Regioni, peraltro, largamente inadempienti nella programmazione dei piani paesaggistici regionali richiesti dalla Legge Galasso (1985) e dal Codice dei Beni Culturali (2004): sono poche quelle che hanno approvato questo strumento fondamentale di gestione del territorio. Oggi, per una ordinata transizione ecologica, sarebbe necessario non solo che tutte le Regioni si dotino dei Piani Paesistici, ma che questi vengano coniugati alla transizione ecologica individuando i siti idonei alla installazione di nuovi impianti.
Dunque, come conciliare l’indilazionabile necessità di una riconversione energetica dalle fonti fossili a quelle rinnovabili costituisce una domanda a cui l’associazionismo ambientale non può esimersi di rispondere. Noi riteniamo che esistano vie alternative, capaci di coniugare alle necessità energetiche “compatibili” la tutela dell’ambiente e del paesaggio. Nella installazione di impianti eolici vanno valutate e privilegiate le costruzioni marine offshore, che a certe condizioni non presentano gli stessi rischi di quelle a terra. Quanto a queste ultime, secondo dati ISTAT, le aree industriali dismesse rappresentano circa il 3% del territorio nazionale italiano, corrispondente ad una superficie di ben 9 mila chilometri quadrati, superiore alla superficie dell’intera regione Umbria. Queste aree abbandonate, perdute dal punto di vista agricolo, spesso limitrofe alle zone ad elevata urbanizzazione, dovrebbero costituire il vero serbatoio a cui attingere per nuove installazioni di impianti fotovoltaici. Di non minore importanza sono le aree urbane periferiche che potrebbero essere riconvertite in aree energetiche produttive. Risanando e riportando a produttività queste aree, peraltro, si potrebbe anche avviarne una riqualificazione estetica e un loro risanamento ambientale.

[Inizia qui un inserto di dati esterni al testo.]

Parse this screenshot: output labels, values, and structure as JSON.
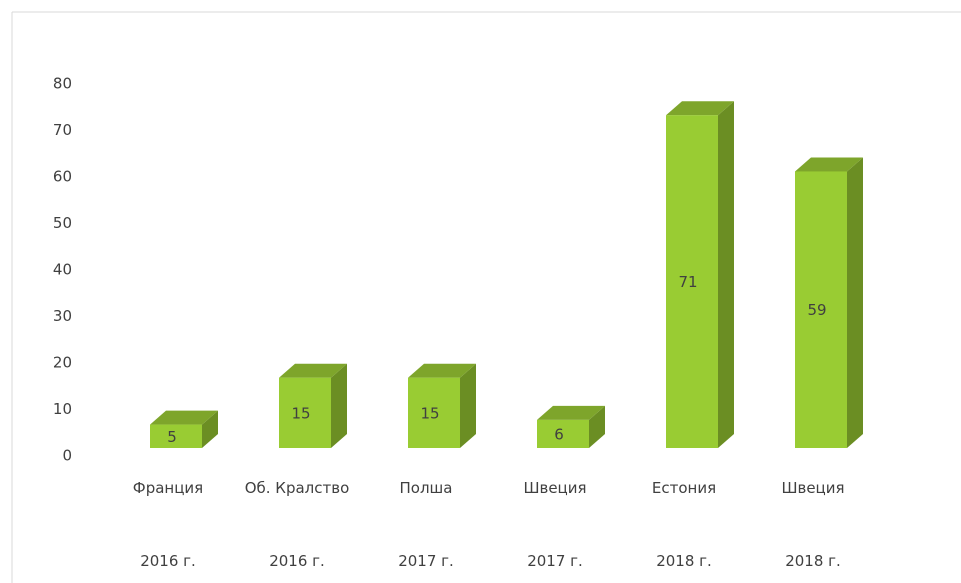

Così come vanno considerati gli oltre 7000 chilometri della rete autostradale italiana, le sue aree limitrofe di competenza e le migliaia di ettari di parcheggi collegati.

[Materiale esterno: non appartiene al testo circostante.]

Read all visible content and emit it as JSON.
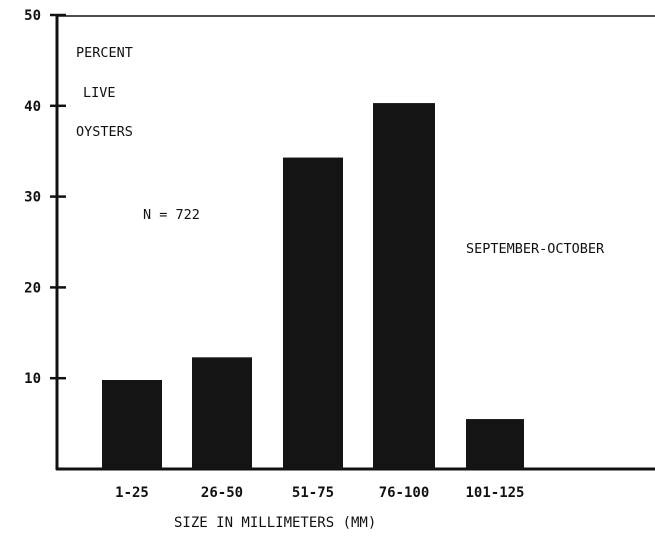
{
  "chart_data": {
    "type": "bar",
    "categories": [
      "1-25",
      "26-50",
      "51-75",
      "76-100",
      "101-125"
    ],
    "values": [
      9.8,
      12.3,
      34.3,
      40.3,
      5.5
    ],
    "title": "",
    "xlabel": "SIZE IN MILLIMETERS (MM)",
    "ylabel": "",
    "ylim": [
      0,
      50
    ],
    "yticks": [
      10,
      20,
      30,
      40,
      50
    ],
    "grid": false,
    "annotations": {
      "ylabel_lines": [
        "PERCENT",
        "LIVE",
        "OYSTERS"
      ],
      "sample_size": "N = 722",
      "season": "SEPTEMBER-OCTOBER"
    },
    "colors": {
      "bar": "#141414",
      "axis": "#111111"
    }
  }
}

Non mancano, per concludere, le alternative compatibili a una corsa senza freni alle energie “alternative”, a condizione che nel prossimo futuro si riesca a realizzare una convergenza operosa delle pubbliche amministrazioni, del mondo delle aziende, di quello scientifico e dei cittadini più sensibili ai temi della conservazione di natura e del paesaggio. È solo utopia o vale la pena di provarci?